Sorrento's assistance has always come along with tease and torment as he continued to teach the ever-changing Crimson staffers to do their jobs.

"If you were trying to paste up your page and looking for the proper tools, and were silly enough to ask Pat if he'd seen any rulers lying around, he'd always reply, 'There's only one ruler in the shop (and that's me)," wrote Jessica A. Dorman '87, former Crimson president, in an e-mail message.

As technology changed, Sorrento's job evolved with it, and he built an immeasurable wealth of newspaper knowledge.

"He knows all of the little rules that everyone tends to forget," said Andrew A. Green '98, former Crimson managing editor. "If you say to him, 'Do you have a shorter word for this?' he has six."

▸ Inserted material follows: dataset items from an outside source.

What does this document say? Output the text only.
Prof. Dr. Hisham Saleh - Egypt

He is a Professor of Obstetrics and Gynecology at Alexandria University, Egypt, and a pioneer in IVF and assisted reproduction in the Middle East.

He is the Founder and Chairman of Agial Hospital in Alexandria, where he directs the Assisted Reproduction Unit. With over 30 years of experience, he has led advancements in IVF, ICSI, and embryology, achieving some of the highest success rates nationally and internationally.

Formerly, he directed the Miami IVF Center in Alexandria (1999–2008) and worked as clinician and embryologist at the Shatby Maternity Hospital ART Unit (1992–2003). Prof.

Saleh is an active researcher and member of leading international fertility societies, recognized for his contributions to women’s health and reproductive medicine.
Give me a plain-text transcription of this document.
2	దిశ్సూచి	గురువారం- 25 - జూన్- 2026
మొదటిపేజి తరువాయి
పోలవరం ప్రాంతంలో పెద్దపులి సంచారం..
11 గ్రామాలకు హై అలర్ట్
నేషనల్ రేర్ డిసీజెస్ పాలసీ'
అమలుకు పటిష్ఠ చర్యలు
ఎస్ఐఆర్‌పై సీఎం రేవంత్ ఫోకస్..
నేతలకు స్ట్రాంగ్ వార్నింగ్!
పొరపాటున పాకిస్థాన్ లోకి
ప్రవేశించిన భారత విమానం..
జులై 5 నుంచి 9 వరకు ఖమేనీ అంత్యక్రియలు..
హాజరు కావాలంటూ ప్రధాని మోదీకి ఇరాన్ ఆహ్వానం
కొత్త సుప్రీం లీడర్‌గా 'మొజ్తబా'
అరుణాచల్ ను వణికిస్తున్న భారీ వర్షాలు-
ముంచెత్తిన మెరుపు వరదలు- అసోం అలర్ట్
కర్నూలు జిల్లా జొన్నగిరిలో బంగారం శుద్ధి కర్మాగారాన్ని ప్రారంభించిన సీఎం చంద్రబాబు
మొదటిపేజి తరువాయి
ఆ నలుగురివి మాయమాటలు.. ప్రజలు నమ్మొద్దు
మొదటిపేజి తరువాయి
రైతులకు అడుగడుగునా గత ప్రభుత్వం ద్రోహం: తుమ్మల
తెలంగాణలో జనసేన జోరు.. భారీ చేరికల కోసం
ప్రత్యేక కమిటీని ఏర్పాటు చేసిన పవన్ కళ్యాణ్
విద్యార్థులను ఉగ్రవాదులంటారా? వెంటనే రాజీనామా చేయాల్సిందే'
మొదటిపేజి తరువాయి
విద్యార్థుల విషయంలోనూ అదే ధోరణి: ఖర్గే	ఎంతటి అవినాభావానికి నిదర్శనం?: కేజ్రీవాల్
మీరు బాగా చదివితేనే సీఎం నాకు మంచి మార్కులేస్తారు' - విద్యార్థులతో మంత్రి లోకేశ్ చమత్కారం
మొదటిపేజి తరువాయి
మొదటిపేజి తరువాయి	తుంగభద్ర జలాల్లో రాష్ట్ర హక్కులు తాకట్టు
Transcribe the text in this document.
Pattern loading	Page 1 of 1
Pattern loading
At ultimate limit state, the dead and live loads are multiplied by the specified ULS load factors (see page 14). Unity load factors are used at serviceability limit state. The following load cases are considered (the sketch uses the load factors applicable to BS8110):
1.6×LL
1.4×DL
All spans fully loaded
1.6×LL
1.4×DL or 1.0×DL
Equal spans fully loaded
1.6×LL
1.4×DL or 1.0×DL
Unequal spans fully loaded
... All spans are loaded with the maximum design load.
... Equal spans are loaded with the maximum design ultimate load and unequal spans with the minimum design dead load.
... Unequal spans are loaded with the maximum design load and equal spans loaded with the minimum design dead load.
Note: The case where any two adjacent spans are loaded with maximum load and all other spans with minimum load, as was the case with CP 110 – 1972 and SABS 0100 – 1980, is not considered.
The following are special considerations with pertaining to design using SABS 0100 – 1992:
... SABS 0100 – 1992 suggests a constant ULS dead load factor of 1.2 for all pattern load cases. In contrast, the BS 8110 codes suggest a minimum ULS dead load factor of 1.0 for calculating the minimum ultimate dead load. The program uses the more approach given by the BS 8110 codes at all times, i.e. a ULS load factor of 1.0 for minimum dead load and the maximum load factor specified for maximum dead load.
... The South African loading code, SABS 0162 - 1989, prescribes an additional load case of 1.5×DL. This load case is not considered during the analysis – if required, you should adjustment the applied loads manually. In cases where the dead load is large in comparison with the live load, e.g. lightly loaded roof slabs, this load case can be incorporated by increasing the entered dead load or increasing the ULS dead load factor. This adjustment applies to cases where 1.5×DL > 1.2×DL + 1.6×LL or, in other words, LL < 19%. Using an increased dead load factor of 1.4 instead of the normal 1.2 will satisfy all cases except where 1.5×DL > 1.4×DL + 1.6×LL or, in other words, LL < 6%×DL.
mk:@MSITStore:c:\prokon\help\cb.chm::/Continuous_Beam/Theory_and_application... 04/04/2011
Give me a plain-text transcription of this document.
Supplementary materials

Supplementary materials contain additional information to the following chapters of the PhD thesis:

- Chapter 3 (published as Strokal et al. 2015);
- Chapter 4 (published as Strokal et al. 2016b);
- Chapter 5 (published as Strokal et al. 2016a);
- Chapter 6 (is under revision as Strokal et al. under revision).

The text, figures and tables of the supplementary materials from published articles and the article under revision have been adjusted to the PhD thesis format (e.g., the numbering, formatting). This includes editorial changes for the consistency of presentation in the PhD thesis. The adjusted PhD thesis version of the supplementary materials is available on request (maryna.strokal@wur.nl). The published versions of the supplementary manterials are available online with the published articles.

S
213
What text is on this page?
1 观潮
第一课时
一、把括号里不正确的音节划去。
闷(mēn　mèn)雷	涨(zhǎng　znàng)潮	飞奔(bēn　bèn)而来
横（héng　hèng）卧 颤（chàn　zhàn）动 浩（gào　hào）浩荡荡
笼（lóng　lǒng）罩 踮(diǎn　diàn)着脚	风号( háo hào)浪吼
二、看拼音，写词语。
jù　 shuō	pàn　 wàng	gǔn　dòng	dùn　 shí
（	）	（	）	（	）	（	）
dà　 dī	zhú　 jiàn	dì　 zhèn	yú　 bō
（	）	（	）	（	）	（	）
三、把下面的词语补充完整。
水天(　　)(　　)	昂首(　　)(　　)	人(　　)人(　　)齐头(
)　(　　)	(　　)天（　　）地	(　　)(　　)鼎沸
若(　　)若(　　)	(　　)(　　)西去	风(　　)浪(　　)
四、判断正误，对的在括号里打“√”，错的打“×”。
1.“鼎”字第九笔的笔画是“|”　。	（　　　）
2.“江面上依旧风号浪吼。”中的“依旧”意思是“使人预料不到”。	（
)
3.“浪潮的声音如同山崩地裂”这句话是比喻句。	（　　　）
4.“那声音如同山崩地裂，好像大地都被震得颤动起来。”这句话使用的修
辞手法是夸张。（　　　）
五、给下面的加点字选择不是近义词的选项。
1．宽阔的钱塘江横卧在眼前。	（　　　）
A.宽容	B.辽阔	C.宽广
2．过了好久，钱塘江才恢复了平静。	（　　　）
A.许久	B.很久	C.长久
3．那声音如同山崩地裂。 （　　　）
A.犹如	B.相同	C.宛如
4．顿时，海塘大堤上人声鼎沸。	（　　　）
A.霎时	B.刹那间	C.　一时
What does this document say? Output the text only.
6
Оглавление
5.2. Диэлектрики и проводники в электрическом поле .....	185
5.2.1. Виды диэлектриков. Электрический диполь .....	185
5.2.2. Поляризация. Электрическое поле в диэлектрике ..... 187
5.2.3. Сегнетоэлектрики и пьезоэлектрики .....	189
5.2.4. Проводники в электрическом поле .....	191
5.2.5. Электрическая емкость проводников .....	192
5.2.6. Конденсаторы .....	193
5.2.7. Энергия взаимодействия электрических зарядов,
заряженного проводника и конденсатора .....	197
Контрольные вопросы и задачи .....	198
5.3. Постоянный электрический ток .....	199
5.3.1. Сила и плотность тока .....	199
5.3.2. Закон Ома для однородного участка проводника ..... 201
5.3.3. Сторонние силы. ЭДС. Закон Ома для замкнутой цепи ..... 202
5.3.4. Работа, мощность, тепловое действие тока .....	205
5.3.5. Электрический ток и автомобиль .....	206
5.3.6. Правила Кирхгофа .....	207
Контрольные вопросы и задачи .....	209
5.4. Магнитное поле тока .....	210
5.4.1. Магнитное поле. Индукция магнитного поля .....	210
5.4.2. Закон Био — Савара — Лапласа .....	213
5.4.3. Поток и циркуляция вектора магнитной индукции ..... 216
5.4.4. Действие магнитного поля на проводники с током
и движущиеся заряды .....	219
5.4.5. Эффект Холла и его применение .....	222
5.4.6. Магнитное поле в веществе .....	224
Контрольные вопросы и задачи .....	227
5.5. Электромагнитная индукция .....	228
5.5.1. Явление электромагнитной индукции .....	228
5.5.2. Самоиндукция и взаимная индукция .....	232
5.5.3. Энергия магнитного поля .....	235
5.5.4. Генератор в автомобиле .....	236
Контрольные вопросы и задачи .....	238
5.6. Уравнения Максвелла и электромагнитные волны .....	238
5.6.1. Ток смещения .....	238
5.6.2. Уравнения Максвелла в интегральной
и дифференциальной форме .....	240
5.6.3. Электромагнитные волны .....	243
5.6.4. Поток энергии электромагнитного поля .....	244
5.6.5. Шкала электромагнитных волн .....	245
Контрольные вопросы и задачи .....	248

As Sorrento tells it, he was retained for his affability and ease with undergraduates.

"Kids confide in me, ask me questions like they would an older brother or their parents," he says.

According to Crimson lore, Sorrento keeps a closet in his home full of mementos undergraduates have given him.

"He has matchbooks from 25 years ago that two kids who went to a formal brought back to him," Green said.